In Schramberg lag wieder Musik in der Luft. Beim Regionalwettbewerb von Jugend musiziert stellten die Musikschüler ihr virtuoses Können bei optimalen Rahmenbedingungen unter Beweis.
Musiziert wurde in zwei Räumen der Musikschule, im Marienheim, im Gymnasium sowie im Gymnastikraum der VHS im Schlössle.
Im Eltern-Café im Foyer des Schlosses konnten sich wartende Eltern und Besucher ebenso stärken, wie die Teilnehmer nach ihren Wertungen. Auch die Bekanntgabe der Ergebnisse fand dort statt, weshalb das Café vor allem zu den Stoßzeiten von einer gespannt-nervösen Atmosphäre erfüllt wurde.
Musikschulleiter Meinrad Löffler verkündete die Ergebnisse aus der Jurorenwertung und gratulierte den Schülern zu ihren herausragenden Leistungen. Strahlende Gesichter und großer Applaus verkündeten an diesen Tagen mehrfach, dass wieder ein erster Platz mit Weiterleitung zum Landeswettbewerb vergeben wurde.
Café kommt gut an
Die Organisation und die Location des Café wurden sehr positiv aufgenommen. Vor allem das schöne Ambiente sowie die Möglichkeit, die Ausstellungen im Stadtmuseum zu besuchen, begeisterten die Besucher.
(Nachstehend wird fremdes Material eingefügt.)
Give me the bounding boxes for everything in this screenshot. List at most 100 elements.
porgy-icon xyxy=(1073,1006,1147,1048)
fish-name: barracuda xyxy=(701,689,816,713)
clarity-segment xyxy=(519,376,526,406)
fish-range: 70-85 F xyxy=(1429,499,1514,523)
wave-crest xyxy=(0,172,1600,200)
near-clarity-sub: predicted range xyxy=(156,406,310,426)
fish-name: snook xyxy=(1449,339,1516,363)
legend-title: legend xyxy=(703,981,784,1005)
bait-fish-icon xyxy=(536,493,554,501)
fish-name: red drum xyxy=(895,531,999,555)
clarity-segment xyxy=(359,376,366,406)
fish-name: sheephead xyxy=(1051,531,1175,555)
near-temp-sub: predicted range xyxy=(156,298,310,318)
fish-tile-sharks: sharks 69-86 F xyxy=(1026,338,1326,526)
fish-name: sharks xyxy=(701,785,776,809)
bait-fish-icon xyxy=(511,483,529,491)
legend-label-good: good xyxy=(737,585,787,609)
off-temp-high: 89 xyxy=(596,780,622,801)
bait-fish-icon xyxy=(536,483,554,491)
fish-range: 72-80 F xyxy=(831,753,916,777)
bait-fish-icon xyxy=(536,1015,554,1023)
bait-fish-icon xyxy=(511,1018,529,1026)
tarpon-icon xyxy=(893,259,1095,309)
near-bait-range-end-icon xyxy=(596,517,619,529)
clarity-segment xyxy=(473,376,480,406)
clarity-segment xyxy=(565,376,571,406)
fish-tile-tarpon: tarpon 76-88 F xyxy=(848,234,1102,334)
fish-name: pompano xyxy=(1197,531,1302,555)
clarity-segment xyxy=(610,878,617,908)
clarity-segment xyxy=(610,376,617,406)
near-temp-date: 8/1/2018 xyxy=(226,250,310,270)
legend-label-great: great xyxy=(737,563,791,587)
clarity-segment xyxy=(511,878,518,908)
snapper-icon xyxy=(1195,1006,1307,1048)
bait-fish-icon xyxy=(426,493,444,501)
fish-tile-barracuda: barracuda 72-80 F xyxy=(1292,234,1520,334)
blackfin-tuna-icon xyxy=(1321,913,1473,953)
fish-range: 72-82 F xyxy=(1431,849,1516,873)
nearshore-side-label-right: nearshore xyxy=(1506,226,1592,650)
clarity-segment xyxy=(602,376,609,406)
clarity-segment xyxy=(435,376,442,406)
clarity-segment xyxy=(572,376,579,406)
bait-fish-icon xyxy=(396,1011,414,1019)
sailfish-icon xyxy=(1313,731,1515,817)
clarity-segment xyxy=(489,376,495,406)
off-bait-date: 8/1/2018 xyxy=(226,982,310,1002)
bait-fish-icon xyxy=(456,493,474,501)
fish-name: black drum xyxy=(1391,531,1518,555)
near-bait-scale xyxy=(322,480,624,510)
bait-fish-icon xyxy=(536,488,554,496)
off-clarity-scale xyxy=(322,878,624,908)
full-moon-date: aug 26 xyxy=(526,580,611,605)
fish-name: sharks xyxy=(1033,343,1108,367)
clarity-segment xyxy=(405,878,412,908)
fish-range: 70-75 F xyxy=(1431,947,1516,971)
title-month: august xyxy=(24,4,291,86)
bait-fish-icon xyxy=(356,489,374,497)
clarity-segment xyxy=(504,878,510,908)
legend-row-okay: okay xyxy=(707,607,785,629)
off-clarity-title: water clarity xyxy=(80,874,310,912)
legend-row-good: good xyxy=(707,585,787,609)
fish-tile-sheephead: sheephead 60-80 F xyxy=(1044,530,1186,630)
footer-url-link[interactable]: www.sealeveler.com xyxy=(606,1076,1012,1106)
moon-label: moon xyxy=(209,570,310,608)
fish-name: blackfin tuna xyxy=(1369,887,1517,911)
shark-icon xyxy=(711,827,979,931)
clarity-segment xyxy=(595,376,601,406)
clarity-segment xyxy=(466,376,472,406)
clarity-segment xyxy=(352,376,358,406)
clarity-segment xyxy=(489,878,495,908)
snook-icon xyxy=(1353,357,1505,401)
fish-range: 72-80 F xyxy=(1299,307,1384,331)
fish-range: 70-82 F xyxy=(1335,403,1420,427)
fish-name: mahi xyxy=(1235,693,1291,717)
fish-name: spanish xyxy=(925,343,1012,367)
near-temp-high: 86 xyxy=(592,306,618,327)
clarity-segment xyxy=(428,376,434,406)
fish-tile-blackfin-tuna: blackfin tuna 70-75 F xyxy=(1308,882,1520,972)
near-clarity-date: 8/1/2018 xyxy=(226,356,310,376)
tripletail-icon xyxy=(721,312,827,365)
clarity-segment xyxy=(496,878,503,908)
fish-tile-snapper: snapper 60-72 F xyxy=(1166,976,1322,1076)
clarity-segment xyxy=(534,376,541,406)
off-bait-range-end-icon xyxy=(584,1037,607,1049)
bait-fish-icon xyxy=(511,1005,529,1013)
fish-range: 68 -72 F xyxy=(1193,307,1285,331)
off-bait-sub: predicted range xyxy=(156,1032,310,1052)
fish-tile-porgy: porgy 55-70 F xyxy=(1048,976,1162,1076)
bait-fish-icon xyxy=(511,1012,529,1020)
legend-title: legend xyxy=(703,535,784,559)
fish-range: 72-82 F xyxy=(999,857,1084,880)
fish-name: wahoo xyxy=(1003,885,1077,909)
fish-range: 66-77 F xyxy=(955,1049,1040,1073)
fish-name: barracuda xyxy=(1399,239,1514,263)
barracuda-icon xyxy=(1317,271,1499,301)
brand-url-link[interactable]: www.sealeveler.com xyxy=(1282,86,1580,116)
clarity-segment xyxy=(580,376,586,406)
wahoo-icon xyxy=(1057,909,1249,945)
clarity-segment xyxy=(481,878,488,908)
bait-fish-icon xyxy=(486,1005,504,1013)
Die Bewirtung übernahm der Förderverein der Musikschule unter der Leitung von Cathrine Dold. Angeboten wurden Kaffee und Kuchen sowie belegte Brötchen, Obst und die Spezialität „Schramberger Gedeck“, die aus einer Brezel, einem Wienerle und einer kleinen Schokolade besteht. Der persönliche Kontakt bei der Ergebnisbekanntgabe und der damit einhergehende unverkennbare „Jugend musiziert“- Flair machen den Charme des Regionalwettbewerbs aus.
Mit Bravour gemeistert
Seit 2017 wird der Wettbewerb in Schramberg ausgerichtet. Die Organisation des Wochenendes mit der Koordination der Wertungs- und Einspielzeiten, die Versorgung der Teilnehmer und Juroren sowie der Bekanntgabe und Veröffentlichung der Ergebnisse sind eine Herkulesaufgabe, die wieder mit größtem Bravour gemeistert wurde.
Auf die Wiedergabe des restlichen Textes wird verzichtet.